Topic Overview:

The heart is a complicated organ, with three-dimensional organization of cellular components and the extracellular matrix essential for blood pumping. The human heart is composed of various kinds of cells, of which cardiomyocytes, smooth muscle cells, endothelial cells, and cardiac fibroblasts are major types. Cardiomyocytes provide the contraction power of the myocardium. Smooth muscle and endothelial cells form the vasculatures, and endothelial cells contribute to heart valves and the endocardium. Cardiac fibroblasts regulate heart formation and functions, such as electrical transduction and contraction. Damage to or the death of heart cells due to environmental factors, genetic defects, and/or other diseases could lead to human heart diseases.

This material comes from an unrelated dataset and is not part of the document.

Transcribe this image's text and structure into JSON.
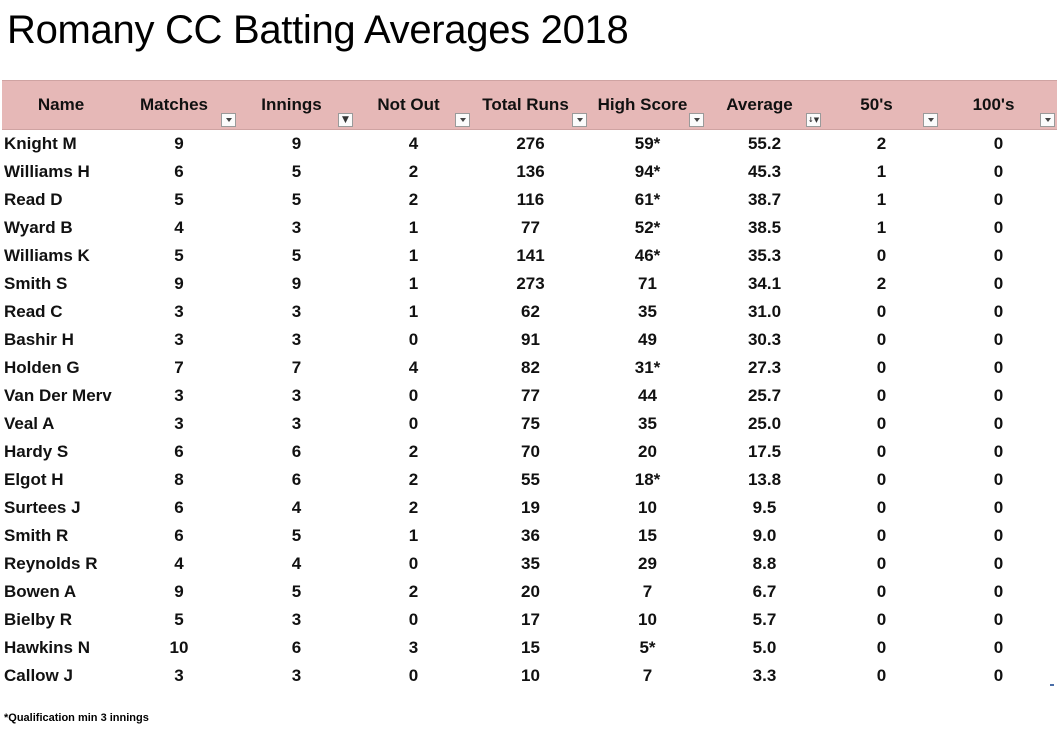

In the United States, heart disease is the leading cause of death; myocardial infarction affects more than 80 million people, and approximately 5 million people are living with heart failure. About 50,000 people die each year due to the limited number of donor hearts for transplantation. Additionally, more than 50 percent of patients with heart disease do not respond to current drugs. Thus, the future of precision heart disease therapy requires a deep understanding of disease mechanisms for mining novel therapeutic targets, as well as the development of personalized therapeutic strategies, such as disease-specific drugs, patient-specific cardiac tissues, or even transplantation of the entire heart. Yang’s research uses human embryonic stem cells, human-induced pluripotent stem cells, and tissue engineering approaches to study early-stage human heart development, model human-inherited cardiovascular diseases, and regenerate the human heart, with a long-term goal to develop novel, personalized, therapeutic strategies for human heart disease.